Dalam putusannya, Mahkamah malah menyimpulkan masalah yang sesungguhnya terletak di legislatif dan masyarakat sendiri.
Praktik dinasti politik yang rentan korup, disebabkan karena institusi-institusi yang memiliki kewenangan untuk melakukan pengawasan, termasuk masyarakat sipil, tidak optimal menjalankan mekanisme pengawasan terhadap kepala daerah.
Praktis, putusan ini yang kemudian membuka ruang bagi dinasti politik makin eksis di Indonesia, termasuk orang-orang yang berada di lingkaran kekuasaan.
Putusan presidential threshold (2017, 2018, 2020, 2021 2022)
Putusan yang tidak kalah problematik adalah mengenai ambang batas pencalonan presiden dan wakil presiden. Dalam periode 2020-2022 saja, MK telah memutus 17 perkara uji materi presidential threshold (PT).
Dari ketujuhbelas putusan, setidaknya ada satu permohonan uji materi yang ditolak, 14 permohonan yang tidak dapat diterima oleh MK, dan dua permohonan uji materi tersebut ditarik kembali.
Mahkamah bersikukuh bahwa PT sebagai instrument political engineering berguna untuk memitigasi risiko dalam sistem presidensial multipartai. Padahal efektivitas PT sebagai political engineering tidak ampuh di lapangan.
Tiga kali pemilu, PT tidak bisa mengurangi jumlah partai politik, pun tidak memiliki korelasi dengan soliditas koalisi partai politik selama pemerintahan berjalan.
Ditambah lagi sejak 2014, partai yang bukan mengusung presiden terpilih bisa mendapatkan kue kekuasaan di tengah pemerintahan berjalan.
Sebaliknya, PT justru melanggengkan oligarki politik di Indonesia. Di atas kertas, PT seolah-olah memperlihatkan partai politik punya daya tawar kuat kepada calon presiden.
Ini mungkin benar di awal pemilu. Namun setelah pemilu ceritanya berbeda. Setelah presiden terpilih dan menjalankan pemerintahannya, partai politik tidak bisa berbuat apa-apa selain berkompromi dengan presiden.

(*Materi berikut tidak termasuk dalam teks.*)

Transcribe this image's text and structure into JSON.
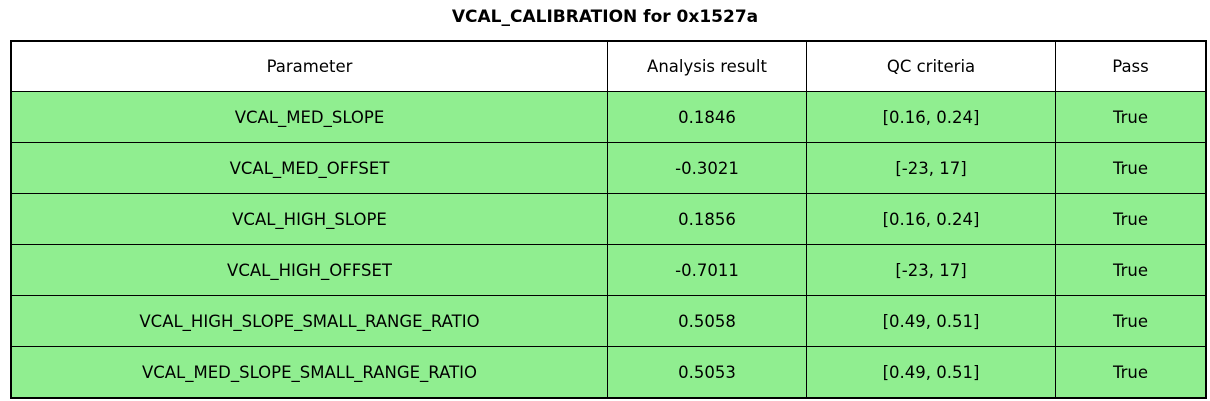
{
  "title": "VCAL_CALIBRATION for 0x1527a",
  "colors": {
    "row_background": "#90EE90",
    "header_background": "#FFFFFF",
    "border": "#000000",
    "text": "#000000",
    "page_background": "#FFFFFF"
  },
  "table": {
    "columns": [
      "Parameter",
      "Analysis result",
      "QC criteria",
      "Pass"
    ],
    "rows": [
      [
        "VCAL_MED_SLOPE",
        "0.1846",
        "[0.16, 0.24]",
        "True"
      ],
      [
        "VCAL_MED_OFFSET",
        "-0.3021",
        "[-23, 17]",
        "True"
      ],
      [
        "VCAL_HIGH_SLOPE",
        "0.1856",
        "[0.16, 0.24]",
        "True"
      ],
      [
        "VCAL_HIGH_OFFSET",
        "-0.7011",
        "[-23, 17]",
        "True"
      ],
      [
        "VCAL_HIGH_SLOPE_SMALL_RANGE_RATIO",
        "0.5058",
        "[0.49, 0.51]",
        "True"
      ],
      [
        "VCAL_MED_SLOPE_SMALL_RANGE_RATIO",
        "0.5053",
        "[0.49, 0.51]",
        "True"
      ]
    ]
  },
  "chart_data": {
    "type": "table",
    "title": "VCAL_CALIBRATION for 0x1527a",
    "columns": [
      "Parameter",
      "Analysis result",
      "QC criteria",
      "Pass"
    ],
    "rows": [
      {
        "parameter": "VCAL_MED_SLOPE",
        "analysis_result": 0.1846,
        "qc_criteria": "[0.16, 0.24]",
        "pass": true
      },
      {
        "parameter": "VCAL_MED_OFFSET",
        "analysis_result": -0.3021,
        "qc_criteria": "[-23, 17]",
        "pass": true
      },
      {
        "parameter": "VCAL_HIGH_SLOPE",
        "analysis_result": 0.1856,
        "qc_criteria": "[0.16, 0.24]",
        "pass": true
      },
      {
        "parameter": "VCAL_HIGH_OFFSET",
        "analysis_result": -0.7011,
        "qc_criteria": "[-23, 17]",
        "pass": true
      },
      {
        "parameter": "VCAL_HIGH_SLOPE_SMALL_RANGE_RATIO",
        "analysis_result": 0.5058,
        "qc_criteria": "[0.49, 0.51]",
        "pass": true
      },
      {
        "parameter": "VCAL_MED_SLOPE_SMALL_RANGE_RATIO",
        "analysis_result": 0.5053,
        "qc_criteria": "[0.49, 0.51]",
        "pass": true
      }
    ],
    "layout_hints": {
      "all_rows_highlighted_pass_green": true,
      "header_background": "white",
      "grid": "on"
    }
  }
}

Selain karena alasan-alasan pragmatis partai politik, presiden terpilih di Indonesia memiliki apa yang Chaisty, Cheeseman & Power (2018) sebut sebagai instrumen presidensial (Presidential Toolbox).
Dalam putusan-putusannya mengenai presidential threshold, MK khawatir bilamana presidensialisme tidak berjalan saat berhadapan dengan legislatif. Namun abai dengan fakta bahwa praktik instrument presidensial di Indonesia sangat inovatif.
Padahal elite di lingkaran kekuasaan bisa melakukan operasi dan intervensi politik informal kepada institusi legislatif dan yudikatif, termasuk petinggi partai politik dan organisasi kemasyarakatan lainnya.
Kekhawatiran saya, MK telah menjadi instrument presidensial, karena terus menolak gugatan PT tanpa alasan yang kuat secara legal empiris.